“Hardly that,” returned Carter. “Highbridge ate ’em up.”
“Go on!” mocked Dick.
“It’s a fact.”
“Oh, you’ll have to tell that to some one else.”
“I’m not joshing,” persisted Carter. “That’s the report. Umpty-ten was trimmed by Highbridge. Horrible doings. Two pitchers knocked out of the box.”
“I can’t believe it,” said Dick, the smile slowly disappearing from his face. “Why, no one regarded Highbridge as dangerous. Both Jones and Robinson told me I would not be needed with the team to-day. That’s how I happened to be here.”

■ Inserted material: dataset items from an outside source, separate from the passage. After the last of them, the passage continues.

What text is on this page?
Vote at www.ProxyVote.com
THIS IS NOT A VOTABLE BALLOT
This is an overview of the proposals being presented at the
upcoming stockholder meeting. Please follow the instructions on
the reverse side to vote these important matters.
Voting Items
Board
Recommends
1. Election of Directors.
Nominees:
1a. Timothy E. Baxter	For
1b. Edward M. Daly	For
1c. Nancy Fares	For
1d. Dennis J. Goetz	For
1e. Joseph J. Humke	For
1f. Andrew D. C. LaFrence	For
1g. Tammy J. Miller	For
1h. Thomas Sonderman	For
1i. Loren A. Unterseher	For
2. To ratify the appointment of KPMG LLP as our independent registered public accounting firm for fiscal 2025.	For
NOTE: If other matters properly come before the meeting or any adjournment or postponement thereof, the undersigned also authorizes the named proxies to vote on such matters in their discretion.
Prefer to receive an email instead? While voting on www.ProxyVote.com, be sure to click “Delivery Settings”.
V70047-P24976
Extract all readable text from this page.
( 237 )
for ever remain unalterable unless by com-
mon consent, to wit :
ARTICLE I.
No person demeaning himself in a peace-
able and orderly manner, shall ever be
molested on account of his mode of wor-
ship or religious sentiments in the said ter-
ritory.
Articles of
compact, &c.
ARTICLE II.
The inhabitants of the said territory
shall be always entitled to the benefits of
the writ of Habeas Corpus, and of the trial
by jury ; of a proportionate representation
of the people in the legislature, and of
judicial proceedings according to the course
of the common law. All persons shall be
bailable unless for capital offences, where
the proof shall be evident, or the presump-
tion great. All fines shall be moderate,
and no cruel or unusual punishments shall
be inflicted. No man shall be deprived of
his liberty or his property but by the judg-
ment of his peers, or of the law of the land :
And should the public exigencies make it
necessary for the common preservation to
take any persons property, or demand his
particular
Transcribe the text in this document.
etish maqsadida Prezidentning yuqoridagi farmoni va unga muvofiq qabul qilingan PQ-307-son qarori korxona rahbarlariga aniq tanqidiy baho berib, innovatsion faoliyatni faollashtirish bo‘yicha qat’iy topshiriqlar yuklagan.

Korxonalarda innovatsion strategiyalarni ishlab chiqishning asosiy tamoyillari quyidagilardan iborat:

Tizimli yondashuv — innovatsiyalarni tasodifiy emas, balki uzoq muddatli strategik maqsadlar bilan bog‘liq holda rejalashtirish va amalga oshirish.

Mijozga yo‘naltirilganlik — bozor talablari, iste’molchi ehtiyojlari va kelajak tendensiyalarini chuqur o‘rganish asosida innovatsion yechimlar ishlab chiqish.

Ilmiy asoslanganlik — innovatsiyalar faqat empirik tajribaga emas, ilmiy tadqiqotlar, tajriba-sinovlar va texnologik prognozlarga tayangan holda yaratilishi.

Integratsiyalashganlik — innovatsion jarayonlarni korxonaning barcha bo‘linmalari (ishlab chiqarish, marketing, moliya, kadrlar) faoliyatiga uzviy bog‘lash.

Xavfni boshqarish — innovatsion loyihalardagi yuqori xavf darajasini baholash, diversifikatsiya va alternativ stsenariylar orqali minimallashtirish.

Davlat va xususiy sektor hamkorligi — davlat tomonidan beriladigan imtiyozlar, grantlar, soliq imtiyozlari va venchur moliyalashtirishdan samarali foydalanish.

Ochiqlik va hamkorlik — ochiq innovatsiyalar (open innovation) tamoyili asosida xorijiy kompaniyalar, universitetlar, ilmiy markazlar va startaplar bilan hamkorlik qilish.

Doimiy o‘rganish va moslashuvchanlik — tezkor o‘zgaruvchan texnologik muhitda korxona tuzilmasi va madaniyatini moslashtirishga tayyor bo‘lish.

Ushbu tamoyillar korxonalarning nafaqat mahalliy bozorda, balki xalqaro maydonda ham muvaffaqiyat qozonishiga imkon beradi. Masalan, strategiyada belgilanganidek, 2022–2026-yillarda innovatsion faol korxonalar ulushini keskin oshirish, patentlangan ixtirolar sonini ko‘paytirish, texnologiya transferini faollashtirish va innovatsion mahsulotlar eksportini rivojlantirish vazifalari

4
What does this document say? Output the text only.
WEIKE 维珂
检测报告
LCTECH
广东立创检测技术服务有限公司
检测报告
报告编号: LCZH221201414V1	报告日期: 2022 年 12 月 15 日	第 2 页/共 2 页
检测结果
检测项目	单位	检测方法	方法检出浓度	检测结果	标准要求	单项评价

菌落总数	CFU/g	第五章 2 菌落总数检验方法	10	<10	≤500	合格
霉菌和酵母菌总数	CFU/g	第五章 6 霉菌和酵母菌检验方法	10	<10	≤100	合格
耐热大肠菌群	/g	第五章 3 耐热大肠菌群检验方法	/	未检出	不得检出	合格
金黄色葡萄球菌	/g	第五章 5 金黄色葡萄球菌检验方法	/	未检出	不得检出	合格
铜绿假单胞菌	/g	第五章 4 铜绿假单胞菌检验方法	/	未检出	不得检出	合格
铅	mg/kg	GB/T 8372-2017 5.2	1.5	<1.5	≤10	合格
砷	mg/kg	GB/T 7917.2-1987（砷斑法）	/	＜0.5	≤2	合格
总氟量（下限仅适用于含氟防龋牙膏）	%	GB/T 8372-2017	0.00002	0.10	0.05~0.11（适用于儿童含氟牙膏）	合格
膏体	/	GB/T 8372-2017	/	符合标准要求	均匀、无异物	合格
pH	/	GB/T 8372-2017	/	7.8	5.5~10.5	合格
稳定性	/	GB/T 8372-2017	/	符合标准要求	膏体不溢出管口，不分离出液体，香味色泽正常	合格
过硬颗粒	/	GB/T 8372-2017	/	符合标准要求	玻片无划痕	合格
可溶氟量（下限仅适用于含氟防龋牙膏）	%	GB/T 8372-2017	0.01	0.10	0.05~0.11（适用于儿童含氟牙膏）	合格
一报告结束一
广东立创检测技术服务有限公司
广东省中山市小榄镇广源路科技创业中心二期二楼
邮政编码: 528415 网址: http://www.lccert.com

“You never can tell,” chuckled Carl Henderson. “Sometimes these things happen when they’re least expected. It’s possible you might have saved the game if you’d been with the team, Merriwell.”
“And it’s possible I might have lost this game if he had been with his own team,” confessed Wilbur Keene. “Every time I found myself in a hard hole I got a nod of encouragement from Merriwell, and it seemed to stiffen my backbone.”
“Well, will you hear that blamed fool?” muttered Welch, in Dud Towne’s ear. “He makes me sick at the stomach.”
“If this keeps up,” said Towne, “Merriwell will have the credit for winning the game, not Keene.”